Respectueuses du droit et de la personne humaine, nos démocraties doivent avoir la force et l’autorité, notamment en joignant leurs efforts, de conduire une véritable guerre contre le terrorisme et, quelles qu’en soient les difficultés, elles peuvent, unies, accomplir des progrès. Qu’il me soit permis, à cette occasion, de remercier, pour la compréhension qu’ils nous ont, pour la plupart, récemment témoignée dans ces circonstances particulièrement cruelles, nos partenaires européens. Je suis conscient des contraintes initiales que les mesures exceptionnelles prises par le Gouvernement français ont pu causer dans certains de nos pays mais soyez convaincus que je ne les ai pas adoptées de gaieté de cœur.

La France s’est trouvée dans l’obligation impérieuse de répondre à la menace en adoptant des mesures énergiques permettant une lutte plus efficace contre ce fléau. L’extension de l’obligation du visa est alors apparue indispensable mais elle devait, pour conserver toute son efficacité, avoir un caractère général.
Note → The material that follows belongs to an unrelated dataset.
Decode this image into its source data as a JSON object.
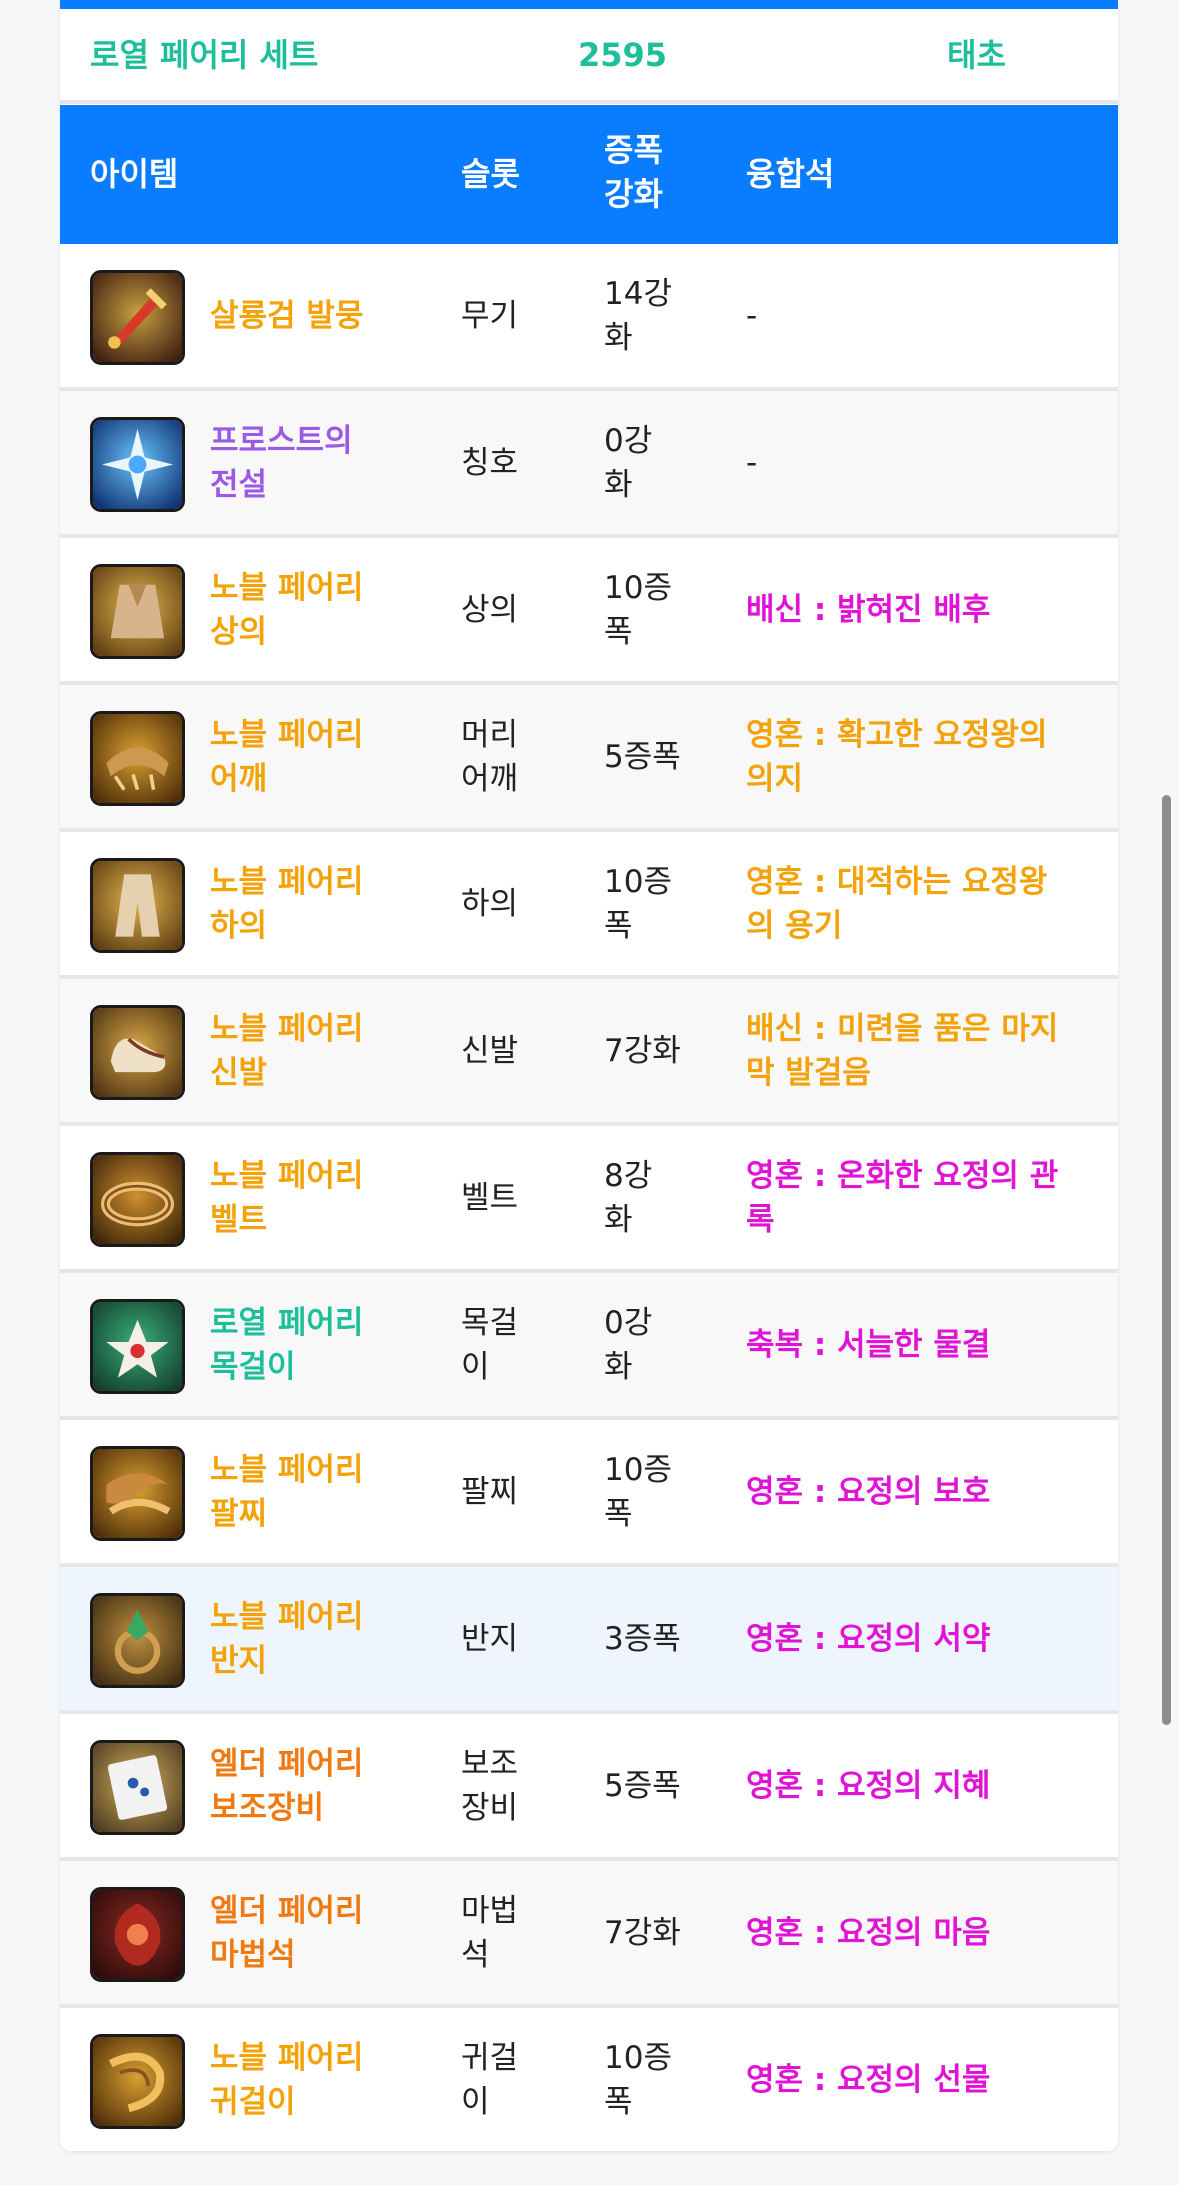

Aussi, a-t-il été décidé de n’exempter de cette obligation du visa que les pays de la Communauté – parce que c’est la règle – et la Suisse en raison de sa situation de voisinage direct avec la France. Mais il n’a pas été possible d’exempter de cette obligation, contraire aux traditions de nos pays – et malgré les graves conséquences qu’elle comporte – les autres Etats membres de l’Europe, pas plus que des Etats avec lesquels nous avons des relations constantes, si importantes pour nous, notamment les Etats africains, au nord et au sud du Sahara. Or, ces derniers ont été beaucoup plus que tous les autres touchés par cette disposition dont les inconvénients sont, pour eux, sans commune mesure avec les désagréments qu’elle cause à d’autres, et je veux rendre hommage à leur compréhension et à l’approbation qu’ils ont donnée à cette décision.

Il n’a pas été possible d’exempter ces autres Etats pour conserver la cohérence de la décision française de généralisation des visas, et des instructions ont été immédiatement données à nos postes consulaires afin que les délais de délivrance soient réduits au minimum. Actuellement, grâce aux moyens supplémentaires en personnel mis à leur disposition, ces délais sont de l’ordre de vingt-quatre heures. Il est fait également un très large usage du visa dit «de circulation» qui permet à leurs possesseurs d’entrer et de sortir de France aussi souvent qu’ils le veulent.

Par ailleurs, tous les membres de l’Assemblée parlementaire continuent à être autorisés à circuler sur notre territoire sous le seul couvert de la carte d’identité qui leur est délivrée par le Secrétariat Général du Conseil. Cette mesure va être étendue, car on me dit que c’est nécessaire, aux ministres, aux juges et à tous ceux qui ont une vocation naturelle à travailler avec et pour le Conseil de l’Europe.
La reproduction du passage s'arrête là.